When I first decided to study new wave lo those many years ago, I began writing pages and pages of detailed, though rather tangled, notes about what it was that I wanted to talk about. In a nutshell (O, infinite space), I wanted to talk about everything. Obviously, for a work of 3 to 4 chapters, plus footnotes, that’s not really a feasible goal. I had to cull a lot of my original ideas and pare the thing down to a more manageable size.
One of the bands that unfortunately fell by the wayside was the Scottish group, Cocteau Twins. I’ll admit that I’m not the strongest authority on them, since I only have two of their albums, and one of them is sitting in Florida in a storage locker somewhere. I’ve tried to remedy this with many hours trawling YouTube, which has the added bonus of getting to see Liz Fraser sing. However, this lack of knowledge was still a large part of the reason why I wanted to study them. The music of theirs that I do own ranks among my absolute favorite; it contains some of the most disorienting and lovely sounds to come out of the Britain in the 1980s, a sea of reverb, layered guitars and sinuous bass, and, of course, Fraser’s voice, that incomparable instrument that is at once vulnerable and commanding, sweet and growling. So you only catch every tenth word she sings and at least half of them are in a language that’s probably not English. So what? Listening to Cocteau Twins is like watching an aurora, it’s about enjoying the colors and textures as they continually shift, rather than trying to assign any fixed shape or pattern. You can’t and you shouldn’t.
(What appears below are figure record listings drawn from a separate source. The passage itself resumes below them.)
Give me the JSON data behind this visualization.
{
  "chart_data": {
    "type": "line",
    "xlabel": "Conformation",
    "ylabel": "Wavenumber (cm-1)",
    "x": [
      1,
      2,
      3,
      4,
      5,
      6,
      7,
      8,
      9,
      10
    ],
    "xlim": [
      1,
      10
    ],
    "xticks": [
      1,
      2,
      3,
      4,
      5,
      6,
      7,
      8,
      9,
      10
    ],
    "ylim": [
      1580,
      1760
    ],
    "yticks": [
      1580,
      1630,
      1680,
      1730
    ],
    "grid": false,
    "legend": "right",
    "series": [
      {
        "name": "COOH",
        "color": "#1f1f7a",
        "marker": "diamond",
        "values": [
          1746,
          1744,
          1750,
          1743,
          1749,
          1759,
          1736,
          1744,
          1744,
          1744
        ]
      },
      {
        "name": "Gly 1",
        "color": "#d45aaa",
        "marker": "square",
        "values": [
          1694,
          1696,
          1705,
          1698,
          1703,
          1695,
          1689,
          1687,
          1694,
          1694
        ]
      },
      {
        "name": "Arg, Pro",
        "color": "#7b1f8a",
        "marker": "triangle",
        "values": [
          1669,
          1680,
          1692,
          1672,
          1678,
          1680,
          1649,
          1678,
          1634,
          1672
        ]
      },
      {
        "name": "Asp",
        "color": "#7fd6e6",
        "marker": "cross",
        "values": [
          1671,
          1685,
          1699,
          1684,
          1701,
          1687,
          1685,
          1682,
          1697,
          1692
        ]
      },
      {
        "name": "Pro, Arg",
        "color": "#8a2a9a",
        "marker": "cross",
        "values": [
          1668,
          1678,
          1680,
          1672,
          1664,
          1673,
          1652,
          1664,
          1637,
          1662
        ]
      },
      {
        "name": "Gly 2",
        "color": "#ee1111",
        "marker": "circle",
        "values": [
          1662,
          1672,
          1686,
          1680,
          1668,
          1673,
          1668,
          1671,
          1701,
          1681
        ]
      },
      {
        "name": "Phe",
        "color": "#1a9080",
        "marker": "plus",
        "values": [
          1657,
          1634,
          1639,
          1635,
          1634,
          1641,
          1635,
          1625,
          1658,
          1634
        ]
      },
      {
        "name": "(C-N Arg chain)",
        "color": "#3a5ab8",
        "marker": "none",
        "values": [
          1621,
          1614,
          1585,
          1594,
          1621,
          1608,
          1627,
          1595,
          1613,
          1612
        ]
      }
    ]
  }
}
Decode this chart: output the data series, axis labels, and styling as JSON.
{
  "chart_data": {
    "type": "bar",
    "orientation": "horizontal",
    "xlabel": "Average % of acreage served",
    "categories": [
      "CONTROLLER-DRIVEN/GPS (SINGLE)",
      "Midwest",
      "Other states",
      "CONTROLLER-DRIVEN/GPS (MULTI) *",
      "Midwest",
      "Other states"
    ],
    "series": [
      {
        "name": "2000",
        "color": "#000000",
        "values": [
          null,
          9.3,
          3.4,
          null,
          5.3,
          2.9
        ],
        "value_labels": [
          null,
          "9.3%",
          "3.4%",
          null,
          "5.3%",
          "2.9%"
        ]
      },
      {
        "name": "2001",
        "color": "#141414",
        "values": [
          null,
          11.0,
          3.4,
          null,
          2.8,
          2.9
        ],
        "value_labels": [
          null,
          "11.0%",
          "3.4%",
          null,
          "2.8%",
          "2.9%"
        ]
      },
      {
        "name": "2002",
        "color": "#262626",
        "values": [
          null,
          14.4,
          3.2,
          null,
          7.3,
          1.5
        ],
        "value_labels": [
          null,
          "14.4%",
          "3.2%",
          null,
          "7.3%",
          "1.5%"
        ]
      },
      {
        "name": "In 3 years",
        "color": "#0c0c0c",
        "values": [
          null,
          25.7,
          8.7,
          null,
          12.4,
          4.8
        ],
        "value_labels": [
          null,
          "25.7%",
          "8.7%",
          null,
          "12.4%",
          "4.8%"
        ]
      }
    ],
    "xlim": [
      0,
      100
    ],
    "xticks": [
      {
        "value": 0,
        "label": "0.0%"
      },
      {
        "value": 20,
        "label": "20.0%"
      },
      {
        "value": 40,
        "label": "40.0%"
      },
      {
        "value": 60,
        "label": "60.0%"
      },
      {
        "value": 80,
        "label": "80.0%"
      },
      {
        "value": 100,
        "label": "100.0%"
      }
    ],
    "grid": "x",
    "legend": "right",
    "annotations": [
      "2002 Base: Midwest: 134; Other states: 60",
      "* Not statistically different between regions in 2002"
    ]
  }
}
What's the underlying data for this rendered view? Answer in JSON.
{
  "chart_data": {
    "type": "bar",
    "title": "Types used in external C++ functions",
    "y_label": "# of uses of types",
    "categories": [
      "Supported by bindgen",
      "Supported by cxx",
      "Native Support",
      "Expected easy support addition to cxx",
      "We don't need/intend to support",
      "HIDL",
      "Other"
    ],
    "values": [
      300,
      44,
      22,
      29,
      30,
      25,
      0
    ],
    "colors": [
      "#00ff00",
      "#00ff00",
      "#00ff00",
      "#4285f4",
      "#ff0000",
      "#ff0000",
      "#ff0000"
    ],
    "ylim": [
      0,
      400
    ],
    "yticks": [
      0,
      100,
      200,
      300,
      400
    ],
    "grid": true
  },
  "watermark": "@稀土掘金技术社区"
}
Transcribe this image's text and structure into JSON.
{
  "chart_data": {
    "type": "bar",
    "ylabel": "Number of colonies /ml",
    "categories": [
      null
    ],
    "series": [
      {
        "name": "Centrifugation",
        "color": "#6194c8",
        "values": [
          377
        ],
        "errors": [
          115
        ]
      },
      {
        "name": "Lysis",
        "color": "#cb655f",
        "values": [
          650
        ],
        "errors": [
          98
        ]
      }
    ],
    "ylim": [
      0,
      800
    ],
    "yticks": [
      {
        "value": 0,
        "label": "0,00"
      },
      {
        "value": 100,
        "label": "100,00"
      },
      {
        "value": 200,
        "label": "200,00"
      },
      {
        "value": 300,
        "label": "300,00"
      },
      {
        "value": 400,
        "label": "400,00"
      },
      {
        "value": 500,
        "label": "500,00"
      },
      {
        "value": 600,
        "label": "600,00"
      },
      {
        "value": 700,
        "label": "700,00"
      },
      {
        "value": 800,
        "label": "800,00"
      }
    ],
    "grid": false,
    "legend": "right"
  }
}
This is music that requires to you just listen.
Of course, this was part of the reason why I couldn’t include them. They didn’t fit anywhere into the patterns or shapes I was trying to understand—at least, not in a way that I could fit into 20, 000 words. If 80s music is a bell curve, then Cocteau Twins are one of the ultimate outliers. Even if I never get to write about them, I still want to understand how they fit and why. But for now I suppose I’ll just listen.